Palawan Mining Moratorium at a Crossroads
What Recent Local Endorsements Reveal About Implementation Gaps in Palawan
The passage of the 50-Year Mining Moratorium under Provincial Ordinance No. 3646 was widely recognized as a landmark step toward protecting Palawan’s fragile ecosystems and safeguarding the rights and livelihoods of its communities. It signaled a strong commitment to place environmental integrity and sustainable development at the forefront of the province’s priorities. One year since its enactment, however, recent developments on the ground raise urgent questions: Is the moratorium being meaningfully implemented?
A recent endorsement by the Sangguniang Bayan of Brooke’s Point for the continued operations of a mining company—alongside reports of ongoing mining applications, expansion plans, and tree-cutting permits in different parts of the province—highlights a growing disconnect between policy intent and actual practice.
The Gap Between Policy and Practice
At the heart of the issue is the distinction between what the moratorium seeks to achieve and how it is currently being interpreted.
The ordinance was designed to pause new mining activities and allow for a comprehensive review of their environmental, social, and economic impacts. However, the continued processing of applications, operational expansions, and local endorsements suggests that the boundaries of the moratorium remain unclear—or inconsistently applied.
This creates a critical governance challenge:
How can a moratorium serve its purpose if mechanisms for its implementation are not fully in place?
Why the Mining Moratorium Council Matters
The ordinance itself provides an answer by establishing the Mining Moratorium Council (MMC)—a multi-sectoral body mandated to oversee, guide, and clarify the moratorium's implementation.
Yet one year after the ordinance took effect, the MMC has not yet been fully constituted.
Without this body:
- There is no centralized mechanism to interpret the ordinance
- Monitoring of mining-related activities remains fragmented
- Local and provincial actions risk becoming misaligned
- Communities are left in a state of uncertainty and vulnerability
In this context, recent developments are not isolated incidents—they are symptoms of a broader institutional gap.
Local Autonomy vs. Provincial Policy
The endorsement by local government units raises another important dimension: the relationship between municipal authority and provincial policy.
Local governments play a crucial role in permitting and endorsing projects. However, when local decisions appear to contradict or weaken a province-wide environmental policy, it underscores the need for clear coordination mechanisms.
Without guidance, local endorsements may:
- Undermine the spirit of the moratorium
- Create precedents that weaken enforcement
- Increase the risk of environmental and social harm
This is not merely a legal issue—it is a governance issue that requires coherence across all levels.
Communities at the Center
Perhaps most important are the voices of the communities directly affected.
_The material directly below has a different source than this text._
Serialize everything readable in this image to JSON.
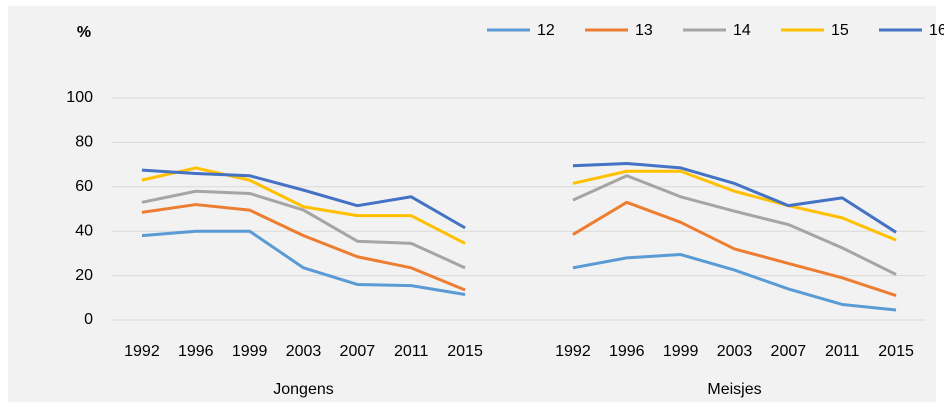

Across Palawan, Indigenous Peoples, farmers, fisherfolk, and local residents continue to raise concerns about:
- Environmental degradation
- Loss of livelihoods
- Threats to ancestral lands
- Social divisions within communities
These concerns were among the very reasons the moratorium was enacted.
When implementation falters, it is these communities who bear the consequences.
The Way Forward: From Policy to Protection
The current moment presents an opportunity—not only to address gaps, but to strengthen the moratorium as a tool for environmental governance.
Key steps forward include:
- The immediate constitution of the Mining Moratorium Council
- The issuance of clear guidelines on what is allowed and prohibited under the moratorium
- Stronger coordination between provincial and municipal governments
- Meaningful participation of communities and Indigenous Peoples in decision-making
- Transparent and science-based monitoring of mining-related activities
Conclusion
The 50-Year Mining Moratorium represents a collective commitment to protect Palawan’s future.
But a policy, no matter how well-intentioned, is only as strong as its implementation.
At stake is not only the integrity of a provincial ordinance, but the survival of ecosystems, the protection of rights, and the future of communities that have long depended on Palawan’s natural wealth.
The question now is not whether the moratorium exists, but whether it is being upheld.